The country was in the unusual position of having one of the largest crypto markets on the planet, but no guardrails at all, PVARA chairman Bilal Bin Saqib told Consensus Hong Kong 2026 on Thursday.
“In 2025, Pakistan did realize that we have approximately 40 million of its citizens who are already trading digital assets with zero rules, zero protection, and zero benefit flowing back to the state,” Bin Saqib said via virtual link. “The market existed, but the regulations didn't. So essentially, we tried to move from a gray market into a governed market.”
In fact, Pakistan boasts the third largest crypto market by retail activity, ahead of places like Germany and Japan, Bin Saqib said. This is because Pakistan isn’t just an emerging economy, it’s also a young country in terms of demographics. Some 70% of the 250 million population are under the age of 30.

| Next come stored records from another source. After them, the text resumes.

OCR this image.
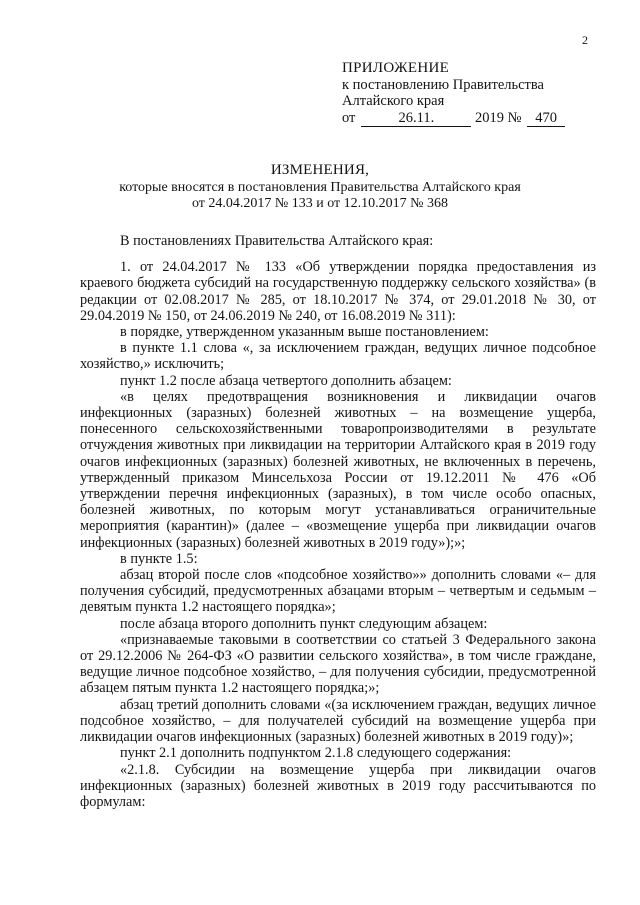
2
ПРИЛОЖЕНИЕ
к постановлению Правительства
Алтайского края
от	26.11.	2019 № 470
ИЗМЕНЕНИЯ,
которые вносятся в постановления Правительства Алтайского края
от 24.04.2017 № 133 и от 12.10.2017 № 368

В постановлениях Правительства Алтайского края:

1. от 24.04.2017 № 133 «Об утверждении порядка предоставления из краевого бюджета субсидий на государственную поддержку сельского хозяйства» (в редакции от 02.08.2017 № 285, от 18.10.2017 № 374, от 29.01.2018 № 30, от 29.04.2019 № 150, от 24.06.2019 № 240, от 16.08.2019 № 311):

в порядке, утвержденном указанным выше постановлением:

в пункте 1.1 слова «, за исключением граждан, ведущих личное подсобное хозяйство,» исключить;

пункт 1.2 после абзаца четвертого дополнить абзацем:

«в целях предотвращения возникновения и ликвидации очагов инфекционных (заразных) болезней животных – на возмещение ущерба, понесенного сельскохозяйственными товаропроизводителями в результате отчуждения животных при ликвидации на территории Алтайского края в 2019 году очагов инфекционных (заразных) болезней животных, не включенных в перечень, утвержденный приказом Минсельхоза России от 19.12.2011 № 476 «Об утверждении перечня инфекционных (заразных), в том числе особо опасных, болезней животных, по которым могут устанавливаться ограничительные мероприятия (карантин)» (далее – «возмещение ущерба при ликвидации очагов инфекционных (заразных) болезней животных в 2019 году»);»;

в пункте 1.5:

абзац второй после слов «подсобное хозяйство»» дополнить словами «– для получения субсидий, предусмотренных абзацами вторым – четвертым и седьмым – девятым пункта 1.2 настоящего порядка»;

после абзаца второго дополнить пункт следующим абзацем:

«признаваемые таковыми в соответствии со статьей 3 Федерального закона от 29.12.2006 № 264-ФЗ «О развитии сельского хозяйства», в том числе граждане, ведущие личное подсобное хозяйство, – для получения субсидии, предусмотренной абзацем пятым пункта 1.2 настоящего порядка;»;

абзац третий дополнить словами «(за исключением граждан, ведущих личное подсобное хозяйство, – для получателей субсидий на возмещение ущерба при ликвидации очагов инфекционных (заразных) болезней животных в 2019 году)»;

пункт 2.1 дополнить подпунктом 2.1.8 следующего содержания:

«2.1.8. Субсидии на возмещение ущерба при ликвидации очагов инфекционных (заразных) болезней животных в 2019 году рассчитываются по формулам:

“We are one of the most tech savvy youth populations on the planet,” the PVARA chairman said. “We have over 100 million unbanked citizens, people who have no saving tools, no investment tools, no way to break out of their economic class. And hence why crypto and blockchain are not a luxury for Pakistan. It’s a ladder for the masses.”
One area of interest for the crypto industry was Bin Saqib’s announcement last year at Bitcoin Las Vegas that Pakistan was planning to establish a strategic bitcoin BTC $68,087.00 reserve and support bitcoin mining.
Bin Saqib pointed out it wasn't just “an announcement,” but added that “when you are dealing with something as strategic as the Bitcoin reserve or the national energy allocation, speed without structure can be dangerous.”
As for the reserve, “the first step is we've identified the digital assets that are held by the state, moving them into a formal state controlled custody framework, and that establishes transparency, accountability and the standards. It's not about speculation; it's about treating digital assets as sovereign wealth,” Bin Saqib said.
On the mining side, he said: “We've identified the sites where we have surplus electricity, and now we are assessing the economics and the impacts, and at the same time, we are also engaging with global miners and also AI compute operators.”
The project is about following a “responsible partnership model,” Bin Saqib said, because this is not just a stand alone crypto experiment.
“It's part of a broader strategy around energy optimization, compute capacity and our national digital infrastructure. Because Bitcoin mining and AI data centers are the two mechanisms for converting unused energy into productive capacity for our country.”